The Ministry of Indigenous Relations and Reconciliation say the parties will still continue trial preparations as discussions proceed on alternatives to litigation.

They appeared in court Tuesday and proposed a case plan for a 120-day trial commencing in 2022.

The Site C dam was first proposed in the mid-1950s. According to BC Hydro, the dam, which would be built on the Peace River near Fort St.
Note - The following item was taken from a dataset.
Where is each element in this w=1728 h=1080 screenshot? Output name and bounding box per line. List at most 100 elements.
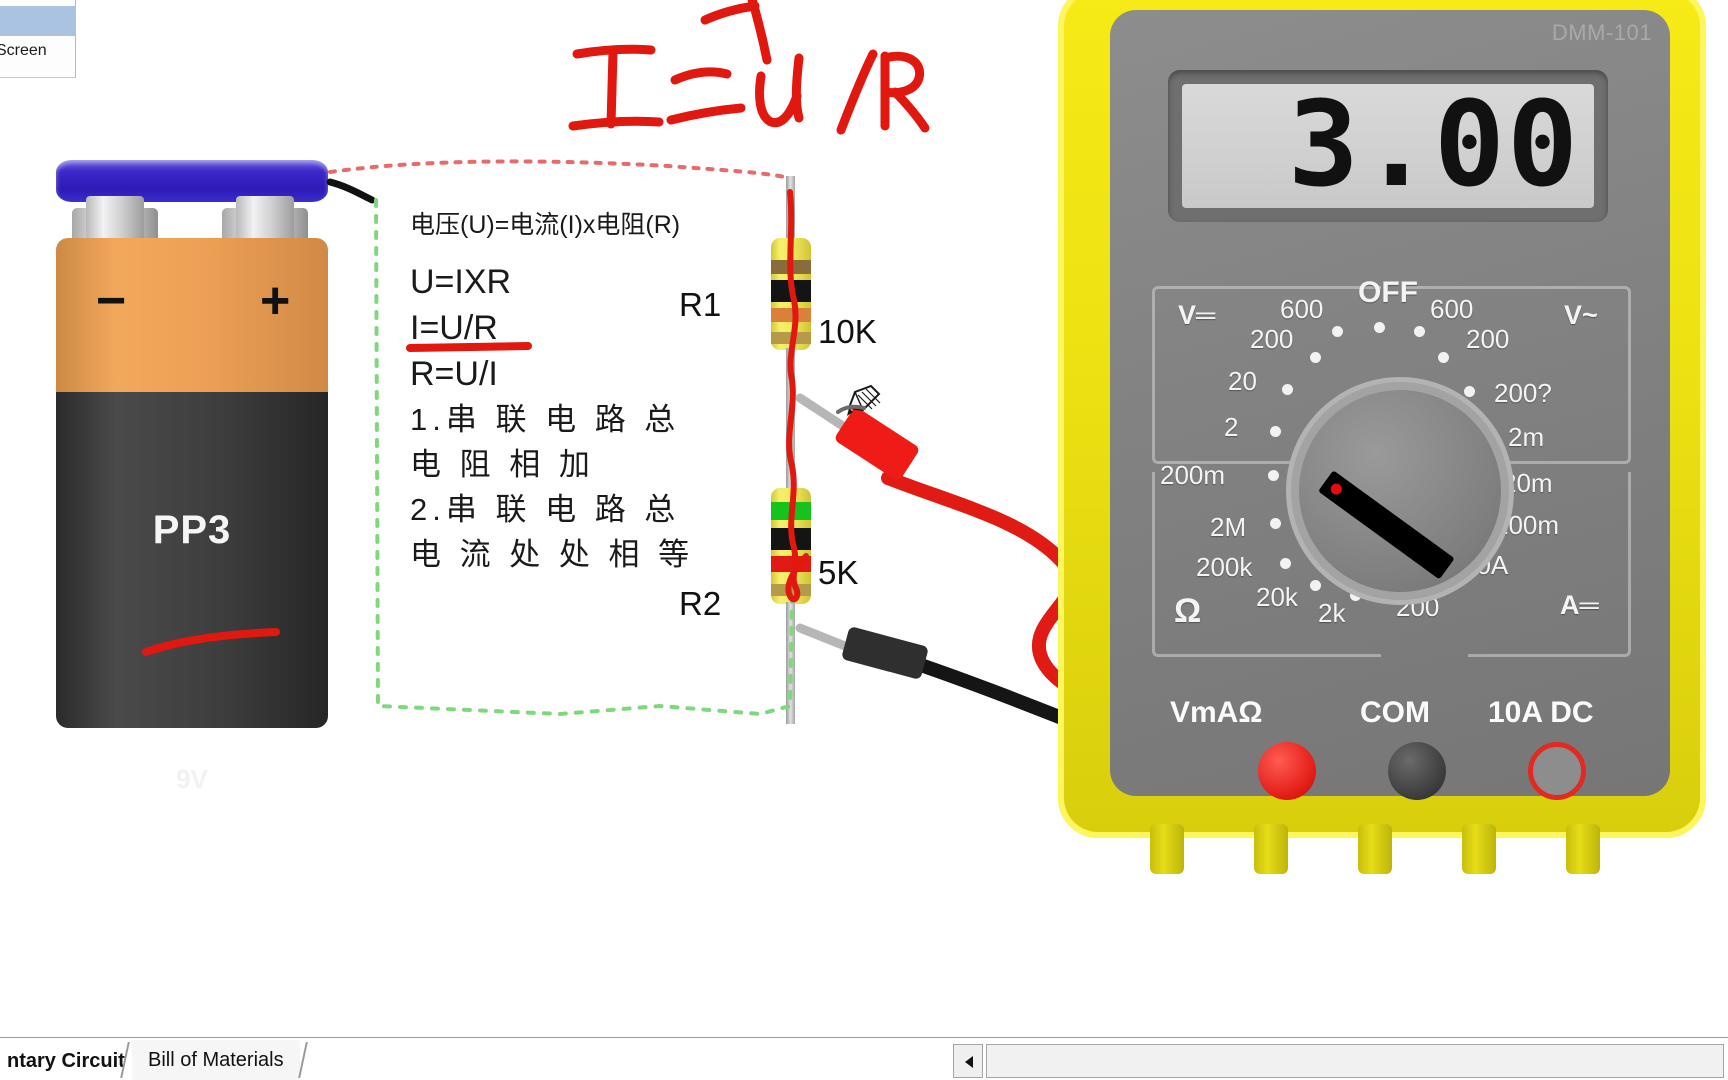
dial-pip-vac-600 bbox=[1414, 326, 1425, 337]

John in northern B.C., would produce about 4,600-gigawatt hours of electricity each year ? enough to power about 400,000 homes.

The project has faced criticism from many indigenous groups, and a United Nations committee has warned that continued construction may violate international agreements that committed  Canada to prevent development on Indigenous land without adequate consultation.

The former Liberal government approved the dam, originally slated at $8.3 billion, back in 2014. It is the largest construction project in the province’s history

Following concerns from some about environmental impact and treaty issues the NDP Government, just five months after being sworn in back in 2017 they decided to go ahead with the $10.7-billion project — following a report from the  BC Utilities Commission.

The cost to terminate the project, the government said, would be $4 billion over a 10-year period. Rates would be significantly higher, with an increase of 12 per cent, effective by 2020.

If Site C was terminated, the government said a single-family home on Vancouver Island that has a $1,650-year bill would see the bill go up by $198 a year, effective in 2020.

Green Leader Andrew Weaver criticized the decision and said that British Columbians deserve better.